Good eye!
Author: Sara Rider

For some children, kindergarten and first grade are a breeze – as long as they are sitting at the front of the room and the chalkboard is close by. But move them to the back of the room and suddenly things get fuzzy. We’ve all known children who begin their school careers with less-than-perfect vision. But once that problem is recognized – and appropriate glasses are resting on their noses – everything becomes clear and bright again. And school can once again be fun.

But for some children, vision problems can continue to interfere with learning, even if their vision has been corrected to 20/20.

“When we think about children’s vision problems, we often think about glasses,” says Briana Larson, O.D., F.C.O.V.D., F.A.A.O., founder of the Optometry Center for Vision Therapy. “We want to know that children can see the board, or that their vision is 20/20. Those things are obviously important, but there are other things that can affect classroom performance.”

According to the American Academy of Ophthalmology, vision problems can interfere with the process of learning. These problems range from visual tracking problems – the ability of the eyes to move together on the page when reading – to binocular vision disorder, where the eye muscles aren’t working well together. While these problems can affect learning, the American Academy of Ophthalmology points out that vision problems are not the cause of primary dyslexia or learning disabilities.

But vision problems can make tasks most of us take for granted much more difficult.

“You think it’s automatic for the eyes to move together on a page when you open a book, but there are children and adults whose eyes don’t track well together,” explains Dr. Larson. “It’s pretty detrimental and can cause them to lose their place or skip a word.”

Children and adults can also suffer from convergence insufficiency, which is a problem with binocular vision – the vision we use for close-up tasks like reading.

“In convergence insufficiency, the eyes aren’t coming together when they look at something up close. People who suffer from this often have reduced focus or reduced attention for reading. It can also cause eye-strain, double vision and headaches.”

According to the American Academy of Optometry (AAO) and the American Optometric Association (AOA), eye-strain and convergence insufficiency can be a significant handicap to learning. In a joint statement, the AAO and AOA also recognize that there are more subtle visual defects that influence learning, affecting different people to different degrees.

These and other types of problems can exist even if children have 20/20 vision. And the problems will not be detected on a typical elementary school vision screening. When children have these types of vision problems, it can lead to behavior problems or problems with attention, according to Dr. Larson.

“Another sign is avoidance of near-work, particularly in preschool and elementary-aged children,” adds Dr. Larson.

While the problems can first be noticed in an elementary-aged student, if nothing is done to correct these problems, the vision problems can continue to affect learning.

“By the time children reach high school or college, the symptoms of these types of vision problems become more obvious,” says Dr. Larson. “Students can get headaches when they read or it can seem that the words move on the page. It can reduce their reading speed or reduce their comprehension when they lose their place. They can confuse words that look similar.”
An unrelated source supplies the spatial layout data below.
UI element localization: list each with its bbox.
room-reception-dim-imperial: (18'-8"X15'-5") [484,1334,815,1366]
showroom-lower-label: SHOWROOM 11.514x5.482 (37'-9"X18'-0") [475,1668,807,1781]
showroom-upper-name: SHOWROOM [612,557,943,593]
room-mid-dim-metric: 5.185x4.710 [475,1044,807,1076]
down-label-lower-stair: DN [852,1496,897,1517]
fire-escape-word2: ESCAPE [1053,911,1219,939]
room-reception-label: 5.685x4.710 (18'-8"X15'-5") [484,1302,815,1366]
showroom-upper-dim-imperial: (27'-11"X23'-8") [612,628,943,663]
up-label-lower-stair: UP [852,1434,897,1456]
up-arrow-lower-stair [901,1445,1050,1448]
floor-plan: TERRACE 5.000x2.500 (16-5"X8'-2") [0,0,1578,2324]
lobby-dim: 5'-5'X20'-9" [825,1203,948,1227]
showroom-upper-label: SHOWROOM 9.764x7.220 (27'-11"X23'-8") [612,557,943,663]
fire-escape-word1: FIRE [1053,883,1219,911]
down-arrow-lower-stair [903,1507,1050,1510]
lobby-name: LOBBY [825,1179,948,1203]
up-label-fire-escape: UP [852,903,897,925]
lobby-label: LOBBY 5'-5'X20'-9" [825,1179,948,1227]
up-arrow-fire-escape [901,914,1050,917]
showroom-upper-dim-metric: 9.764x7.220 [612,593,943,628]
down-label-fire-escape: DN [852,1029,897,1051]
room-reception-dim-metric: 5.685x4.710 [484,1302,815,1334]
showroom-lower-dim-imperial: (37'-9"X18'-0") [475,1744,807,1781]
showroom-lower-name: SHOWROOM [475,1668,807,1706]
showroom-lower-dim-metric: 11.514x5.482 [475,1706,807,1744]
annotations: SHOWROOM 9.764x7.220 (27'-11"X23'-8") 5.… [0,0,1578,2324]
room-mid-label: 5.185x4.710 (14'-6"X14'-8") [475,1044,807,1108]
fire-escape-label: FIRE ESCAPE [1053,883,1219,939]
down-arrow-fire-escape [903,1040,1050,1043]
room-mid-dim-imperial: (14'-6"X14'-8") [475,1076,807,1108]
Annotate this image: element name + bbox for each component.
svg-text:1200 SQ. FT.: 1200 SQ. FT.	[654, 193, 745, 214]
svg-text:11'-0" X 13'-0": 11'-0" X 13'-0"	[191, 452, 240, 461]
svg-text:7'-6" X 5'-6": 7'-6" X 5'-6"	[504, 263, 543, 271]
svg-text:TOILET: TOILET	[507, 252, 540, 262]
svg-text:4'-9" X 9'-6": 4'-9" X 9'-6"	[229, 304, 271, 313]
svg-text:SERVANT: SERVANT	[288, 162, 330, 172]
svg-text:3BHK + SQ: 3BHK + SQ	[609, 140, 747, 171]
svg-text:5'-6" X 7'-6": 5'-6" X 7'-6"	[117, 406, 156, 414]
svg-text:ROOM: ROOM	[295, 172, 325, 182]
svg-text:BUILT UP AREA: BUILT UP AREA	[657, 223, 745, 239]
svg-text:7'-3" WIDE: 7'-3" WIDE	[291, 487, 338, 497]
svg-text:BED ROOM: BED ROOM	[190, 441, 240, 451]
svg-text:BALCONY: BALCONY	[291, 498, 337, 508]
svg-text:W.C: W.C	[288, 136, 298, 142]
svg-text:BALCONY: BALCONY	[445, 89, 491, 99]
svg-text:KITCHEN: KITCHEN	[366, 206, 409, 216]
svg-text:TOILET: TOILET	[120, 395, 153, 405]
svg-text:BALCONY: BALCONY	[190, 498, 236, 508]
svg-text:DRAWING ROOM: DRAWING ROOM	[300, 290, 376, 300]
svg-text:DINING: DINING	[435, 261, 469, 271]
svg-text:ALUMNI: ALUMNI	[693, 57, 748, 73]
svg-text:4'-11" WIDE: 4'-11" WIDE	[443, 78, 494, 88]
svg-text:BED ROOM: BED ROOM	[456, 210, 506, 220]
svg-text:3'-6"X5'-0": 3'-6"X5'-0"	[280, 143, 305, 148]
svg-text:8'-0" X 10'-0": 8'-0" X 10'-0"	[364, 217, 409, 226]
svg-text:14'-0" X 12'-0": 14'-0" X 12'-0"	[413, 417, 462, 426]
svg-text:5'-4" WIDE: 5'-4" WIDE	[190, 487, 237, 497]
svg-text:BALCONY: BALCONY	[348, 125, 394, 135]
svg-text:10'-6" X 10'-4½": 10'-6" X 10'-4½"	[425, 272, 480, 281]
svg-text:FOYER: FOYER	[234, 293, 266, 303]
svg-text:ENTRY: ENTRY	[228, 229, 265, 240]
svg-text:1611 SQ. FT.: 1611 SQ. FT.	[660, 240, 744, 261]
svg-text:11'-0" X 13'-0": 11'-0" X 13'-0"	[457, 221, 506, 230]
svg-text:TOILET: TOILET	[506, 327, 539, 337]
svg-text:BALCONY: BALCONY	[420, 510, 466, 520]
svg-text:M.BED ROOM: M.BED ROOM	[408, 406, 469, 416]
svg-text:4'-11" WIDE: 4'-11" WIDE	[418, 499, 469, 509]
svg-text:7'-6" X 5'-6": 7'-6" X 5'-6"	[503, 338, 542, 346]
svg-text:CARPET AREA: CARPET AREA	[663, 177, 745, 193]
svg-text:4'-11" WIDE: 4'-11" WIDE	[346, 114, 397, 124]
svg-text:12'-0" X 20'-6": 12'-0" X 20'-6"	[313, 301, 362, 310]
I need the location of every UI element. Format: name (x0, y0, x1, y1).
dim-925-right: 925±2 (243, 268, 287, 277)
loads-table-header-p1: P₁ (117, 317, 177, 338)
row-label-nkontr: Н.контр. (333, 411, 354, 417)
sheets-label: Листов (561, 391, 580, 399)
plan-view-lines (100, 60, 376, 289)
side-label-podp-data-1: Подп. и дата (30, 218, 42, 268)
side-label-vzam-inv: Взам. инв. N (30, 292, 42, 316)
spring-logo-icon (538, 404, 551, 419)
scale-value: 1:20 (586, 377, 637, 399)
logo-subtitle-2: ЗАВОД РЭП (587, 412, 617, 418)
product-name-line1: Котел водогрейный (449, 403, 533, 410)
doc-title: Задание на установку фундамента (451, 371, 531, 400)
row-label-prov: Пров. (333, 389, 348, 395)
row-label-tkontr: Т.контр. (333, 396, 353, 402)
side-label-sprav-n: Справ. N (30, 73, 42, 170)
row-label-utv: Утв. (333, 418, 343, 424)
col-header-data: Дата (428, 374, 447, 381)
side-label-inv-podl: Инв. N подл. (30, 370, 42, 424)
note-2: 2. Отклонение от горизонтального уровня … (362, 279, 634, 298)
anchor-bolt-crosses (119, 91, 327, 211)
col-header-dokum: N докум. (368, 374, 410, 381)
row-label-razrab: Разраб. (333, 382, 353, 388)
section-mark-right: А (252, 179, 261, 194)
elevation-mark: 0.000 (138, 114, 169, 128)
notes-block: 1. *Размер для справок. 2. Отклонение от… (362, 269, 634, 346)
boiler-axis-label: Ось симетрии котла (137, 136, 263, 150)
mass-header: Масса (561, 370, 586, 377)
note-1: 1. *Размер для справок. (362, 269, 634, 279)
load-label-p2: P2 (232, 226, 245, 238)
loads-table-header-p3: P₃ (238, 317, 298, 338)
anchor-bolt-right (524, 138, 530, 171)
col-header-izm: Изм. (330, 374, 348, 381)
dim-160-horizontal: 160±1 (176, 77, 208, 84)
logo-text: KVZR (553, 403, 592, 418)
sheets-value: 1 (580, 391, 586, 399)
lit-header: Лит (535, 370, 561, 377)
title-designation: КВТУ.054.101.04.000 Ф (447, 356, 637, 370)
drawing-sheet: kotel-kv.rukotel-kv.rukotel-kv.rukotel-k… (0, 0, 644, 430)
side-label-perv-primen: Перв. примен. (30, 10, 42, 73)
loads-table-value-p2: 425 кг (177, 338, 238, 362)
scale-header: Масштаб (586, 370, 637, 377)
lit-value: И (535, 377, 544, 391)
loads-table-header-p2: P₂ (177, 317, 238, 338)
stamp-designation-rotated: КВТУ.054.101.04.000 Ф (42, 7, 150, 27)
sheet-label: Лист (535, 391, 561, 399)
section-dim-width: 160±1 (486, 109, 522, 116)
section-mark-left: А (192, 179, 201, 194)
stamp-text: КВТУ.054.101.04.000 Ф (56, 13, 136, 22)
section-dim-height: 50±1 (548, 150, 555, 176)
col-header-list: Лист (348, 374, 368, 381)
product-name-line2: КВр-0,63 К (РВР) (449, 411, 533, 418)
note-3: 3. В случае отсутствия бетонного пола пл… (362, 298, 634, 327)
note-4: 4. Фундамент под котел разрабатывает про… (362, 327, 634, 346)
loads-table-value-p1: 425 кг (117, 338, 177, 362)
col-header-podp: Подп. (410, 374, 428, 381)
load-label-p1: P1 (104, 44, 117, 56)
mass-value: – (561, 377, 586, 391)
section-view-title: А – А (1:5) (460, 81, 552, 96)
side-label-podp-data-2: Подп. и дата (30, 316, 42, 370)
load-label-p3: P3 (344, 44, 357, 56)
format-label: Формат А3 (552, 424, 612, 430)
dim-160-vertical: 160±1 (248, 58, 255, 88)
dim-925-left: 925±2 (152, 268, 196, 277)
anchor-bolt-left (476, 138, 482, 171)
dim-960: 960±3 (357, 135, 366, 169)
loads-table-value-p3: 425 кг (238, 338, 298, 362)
Once the particular type of vision problem is diagnosed, the problem can be treated and the eyes retrained through vision therapy. The Children’s Eye Foundation defines vision therapy as “an attempt to develop or improve visual skills and abilities; improve visual comfort, ease and efficiency; and change visual processing or interpretation of visual information.” This type of therapy is called orthoptics and includes the treatment of defective eye movement and coordination as well as problems with binocular vision.

According to the Children’s Eye Foundation, orthoptic vision therapy can include eye exercises to improve binocular function. These eye exercises can help in treating convergence insufficiency. The American Academy of Ophthalmology advises convergence insufficiency can be treated with “near-point exercises, prism-convergence exercises or computer-based convergence exercises.”

While many national medical groups agree that optometry can play a role in overcoming visual problems, the AAO and AOA describe optometric treatment as “one aspect of a multidisciplinary approach required to prepare the individual for life-long learning.”

But the American Academy of Ophthalmology also points out that scientific evidence does not support the effectiveness of these exercises or other treatments in cases of “complex pediatric neurocognitive conditions.”

According to Dr. Larson, vision problems can be confused with other problems, like dyslexia. The AAO and AOA also maintain that “treatment programs for learning-related vision problems must be designed individually to meet each person’s unique needs.”

When the right approach to the problem is found, the results can be dramatic.

The first step if you suspect a problem is always a conversation with your pediatrician. He or she may then refer you to an ophthalmologist or optometrist for additional screening.

With correct diagnosis and treatment, a child’s eyes can function the way they were intended – bringing words, numbers and symbols into clear focus and opening up a world of learning.

Sara Rider is a native Austinite who has worked with physicians and hospitals throughout Texas. She frequently writes freelance articles on health topics for newspapers and magazines.